Джек вмешался в презентацию и попытался помочь парню не потерять нить рассказа, даже стал давать примеры, чтобы помочь ему развить мысль, которую тот хотел выразить.
Задав несколько вопросов, чтобы разрулить ситуацию, Уэлч вернулся на свое место, театральным жестом показав: «я пас» – и делал вид, что занимается бумагами, лежащими перед ним на столе, до тех пор, пока бедняга не дотянул выступление до конца и не сошел с трибуны.
Когда я сказал Уэлчу, что выступление явно не получилось, он ответил: «Да это просто катастрофа! Он запутался в деталях, перемалывая их до мелочей. Это было ужасно».

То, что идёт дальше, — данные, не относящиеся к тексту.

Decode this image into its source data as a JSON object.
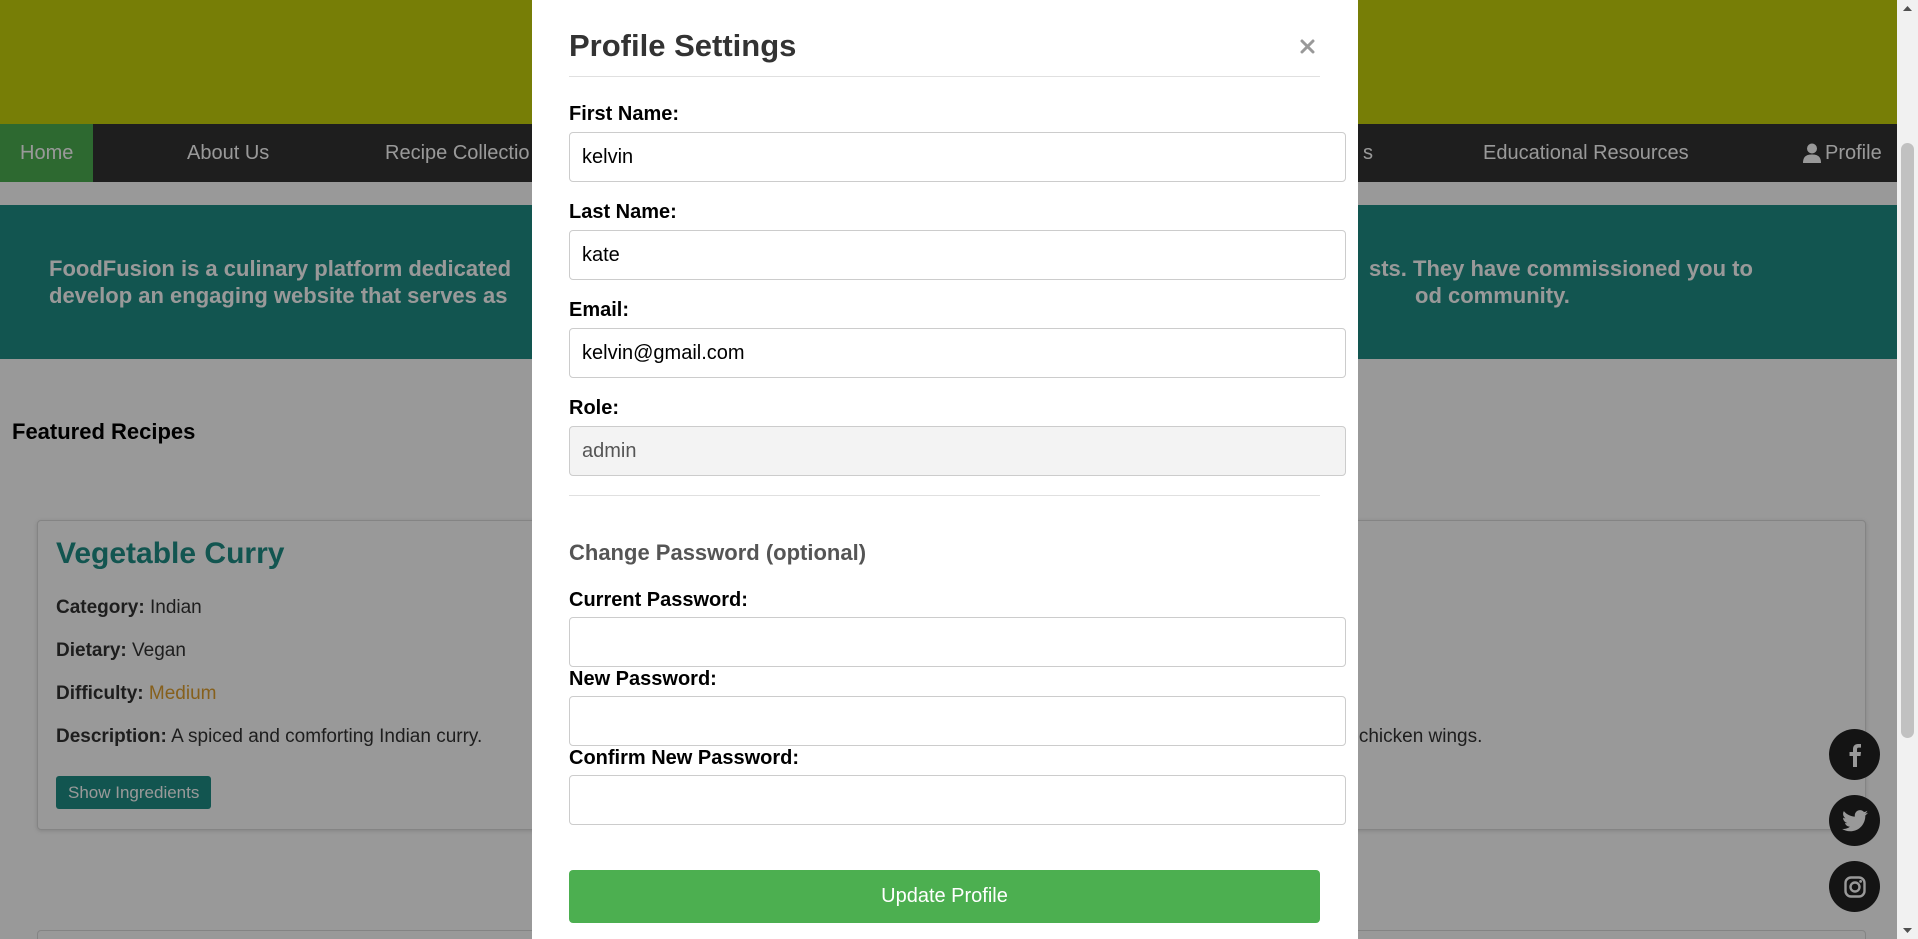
{
  "nav": {
    "items": [
      {
        "label": "Home",
        "active": true
      },
      {
        "label": "About Us"
      },
      {
        "label": "Recipe Collectio"
      },
      {
        "label": "s"
      },
      {
        "label": "Educational Resources"
      },
      {
        "label": "Profile"
      }
    ]
  },
  "banner": {
    "line1_left": "FoodFusion is a culinary platform dedicated",
    "line2_left": "develop an engaging website that serves as",
    "line1_right": "sts. They have commissioned you to",
    "line2_right": "od community."
  },
  "featured": {
    "heading": "Featured Recipes",
    "card": {
      "title": "Vegetable Curry",
      "category_label": "Category:",
      "category_value": "Indian",
      "dietary_label": "Dietary:",
      "dietary_value": "Vegan",
      "difficulty_label": "Difficulty:",
      "difficulty_value": "Medium",
      "description_label": "Description:",
      "description_value": "A spiced and comforting Indian curry.",
      "button_label": "Show Ingredients"
    },
    "right_card_description": "e chicken wings."
  },
  "social": {
    "icons": [
      "facebook-icon",
      "twitter-icon",
      "instagram-icon"
    ]
  },
  "modal": {
    "title": "Profile Settings",
    "close_symbol": "×",
    "first_name_label": "First Name:",
    "first_name_value": "kelvin",
    "last_name_label": "Last Name:",
    "last_name_value": "kate",
    "email_label": "Email:",
    "email_value": "kelvin@gmail.com",
    "role_label": "Role:",
    "role_value": "admin",
    "password_heading": "Change Password (optional)",
    "current_password_label": "Current Password:",
    "new_password_label": "New Password:",
    "confirm_password_label": "Confirm New Password:",
    "submit_label": "Update Profile"
  },
  "colors": {
    "top_band": "#c7d30a",
    "nav_bg": "#333333",
    "nav_active": "#4caf50",
    "banner_bg": "#1f8e86",
    "accent_green": "#4caf50",
    "recipe_title": "#1f8e86",
    "difficulty_medium": "#e0a030"
  }
}
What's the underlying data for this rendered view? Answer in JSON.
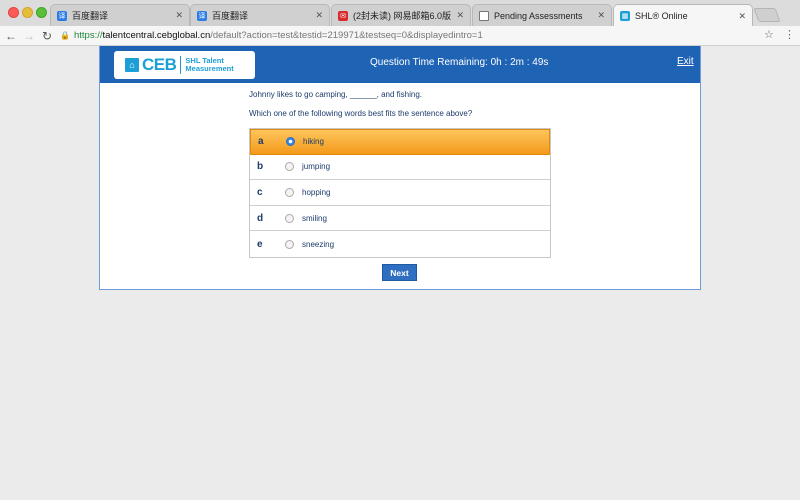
{
  "browser": {
    "tabs": [
      {
        "label": "百度翻译",
        "icon": "baidu-translate-icon"
      },
      {
        "label": "百度翻译",
        "icon": "baidu-translate-icon"
      },
      {
        "label": "(2封未读) 网易邮箱6.0版",
        "icon": "netease-mail-icon"
      },
      {
        "label": "Pending Assessments",
        "icon": "document-icon"
      },
      {
        "label": "SHL® Online",
        "icon": "shl-icon"
      }
    ],
    "active_tab": 4,
    "url_scheme": "https://",
    "url_host": "talentcentral.cebglobal.cn",
    "url_path": "/default?action=test&testid=219971&testseq=0&displayedintro=1"
  },
  "header": {
    "logo_text": "CEB",
    "logo_sub_line1": "SHL Talent",
    "logo_sub_line2": "Measurement",
    "timer": "Question Time Remaining: 0h : 2m : 49s",
    "exit_label": "Exit",
    "brand_color": "#1f63b4"
  },
  "question": {
    "sentence": "Johnny likes to go camping, ______, and fishing.",
    "prompt": "Which one of the following words best fits the sentence above?"
  },
  "options": [
    {
      "letter": "a",
      "text": "hiking",
      "selected": true
    },
    {
      "letter": "b",
      "text": "jumping",
      "selected": false
    },
    {
      "letter": "c",
      "text": "hopping",
      "selected": false
    },
    {
      "letter": "d",
      "text": "smiling",
      "selected": false
    },
    {
      "letter": "e",
      "text": "sneezing",
      "selected": false
    }
  ],
  "next_label": "Next"
}
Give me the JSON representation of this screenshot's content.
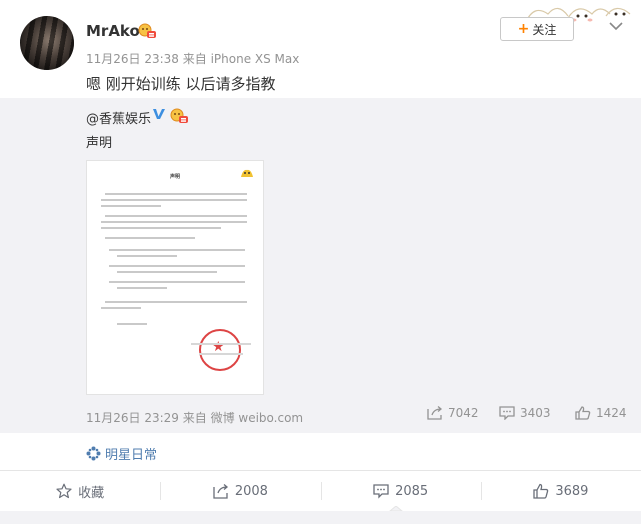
{
  "post": {
    "username": "MrAko",
    "meta": "11月26日 23:38 来自 iPhone XS Max",
    "text": "嗯 刚开始训练 以后请多指教",
    "follow_label": "关注",
    "follow_icon": "plus-icon",
    "accent_color": "#ff8200"
  },
  "repost": {
    "author": "@香蕉娱乐",
    "text": "声明",
    "image": {
      "title": "声明"
    },
    "meta": "11月26日 23:29 来自 微博 weibo.com",
    "stats": {
      "reposts": "7042",
      "comments": "3403",
      "likes": "1424"
    }
  },
  "topic": {
    "label": "明星日常",
    "icon": "topic-icon",
    "color": "#507daf"
  },
  "footer": {
    "favorite_label": "收藏",
    "repost_count": "2008",
    "comment_count": "2085",
    "like_count": "3689"
  }
}
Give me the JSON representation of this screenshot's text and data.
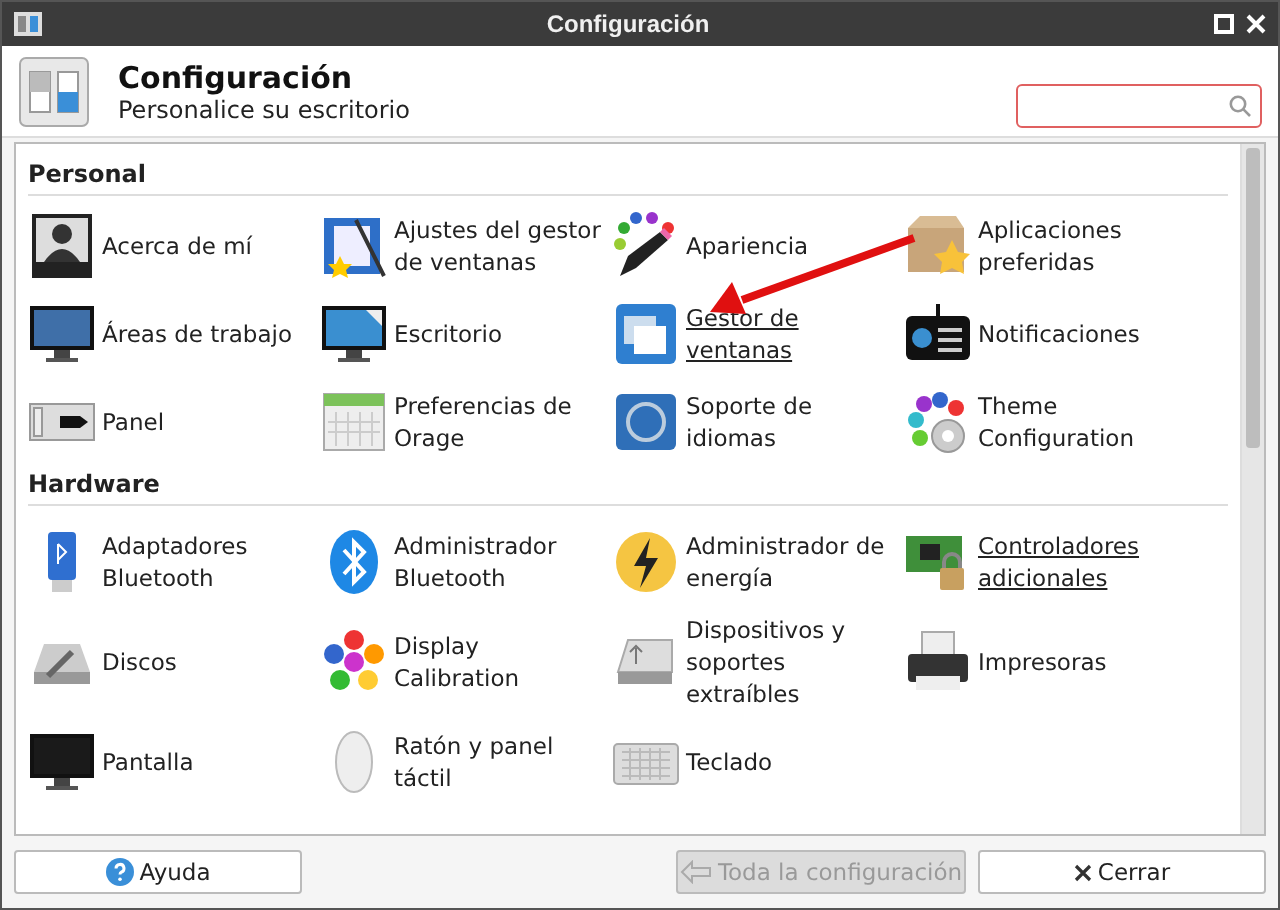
{
  "window": {
    "title": "Configuración"
  },
  "header": {
    "title": "Configuración",
    "subtitle": "Personalice su escritorio",
    "search": {
      "focused": true
    }
  },
  "sections": [
    {
      "title": "Personal",
      "items": [
        {
          "label": "Acerca de mí",
          "hovered": false
        },
        {
          "label": "Ajustes del gestor\nde ventanas",
          "hovered": false
        },
        {
          "label": "Apariencia",
          "hovered": false
        },
        {
          "label": "Aplicaciones\npreferidas",
          "hovered": false
        },
        {
          "label": "Áreas de trabajo",
          "hovered": false
        },
        {
          "label": "Escritorio",
          "hovered": false
        },
        {
          "label": "Gestor de\nventanas",
          "hovered": true
        },
        {
          "label": "Notificaciones",
          "hovered": false
        },
        {
          "label": "Panel",
          "hovered": false
        },
        {
          "label": "Preferencias de\nOrage",
          "hovered": false
        },
        {
          "label": "Soporte de\nidiomas",
          "hovered": false
        },
        {
          "label": "Theme\nConfiguration",
          "hovered": false
        }
      ]
    },
    {
      "title": "Hardware",
      "items": [
        {
          "label": "Adaptadores\nBluetooth",
          "hovered": false
        },
        {
          "label": "Administrador\nBluetooth",
          "hovered": false
        },
        {
          "label": "Administrador de\nenergía",
          "hovered": false
        },
        {
          "label": "Controladores\nadicionales",
          "hovered": true
        },
        {
          "label": "Discos",
          "hovered": false
        },
        {
          "label": "Display\nCalibration",
          "hovered": false
        },
        {
          "label": "Dispositivos y\nsoportes\nextraíbles",
          "hovered": false
        },
        {
          "label": "Impresoras",
          "hovered": false
        },
        {
          "label": "Pantalla",
          "hovered": false
        },
        {
          "label": "Ratón y panel\ntáctil",
          "hovered": false
        },
        {
          "label": "Teclado",
          "hovered": false
        }
      ]
    }
  ],
  "buttons": [
    {
      "label": "Ayuda",
      "kind": "help",
      "disabled": false
    },
    {
      "label": "Toda la configuración",
      "kind": "back",
      "disabled": true
    },
    {
      "label": "Cerrar",
      "kind": "close",
      "disabled": false
    }
  ]
}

После всего этого мне в голову пришла мысль поговорить с группами слушателей и попытаться заострить их внимание на том, что должно происходить автоматически и какого подхода от них требуют. Это нужно было не для того, чтобы выслужиться. Ни Уэлч, ни я никогда не давали готовых ответов. Людей подводили к тому, что хотели услышать от них и Джек, и корпоративный исполнительный совет, в который входили CEO всех наших направлений бизнеса.
Я узнавал у Джека его мнение и пожелания и передавал классам, чего он от них ожидает. Они доверяли мне, зная, что это моя работа. Я часто начинал свои лекции примерно так: «Я займу у вас минут двадцать. Я хочу сказать, что видел десятки презентаций: хороших, плохих и просто ужасных, – и я знаю, что дает эффект и что не дает, особенно для Уэлча. Вчера мы обсуждали с ним именно вашу группу и говорили о том, что хотелось бы ему узнать из вашей презентации на будущей неделе».
Это был разговор о том, на что им следует обратить пристальное внимание. Они понимали, что я пришел к ним, чтобы помочь добиться успеха на благо нашей компании. И должен заметить, что после таких разговоров ни одна из групп не провалилась.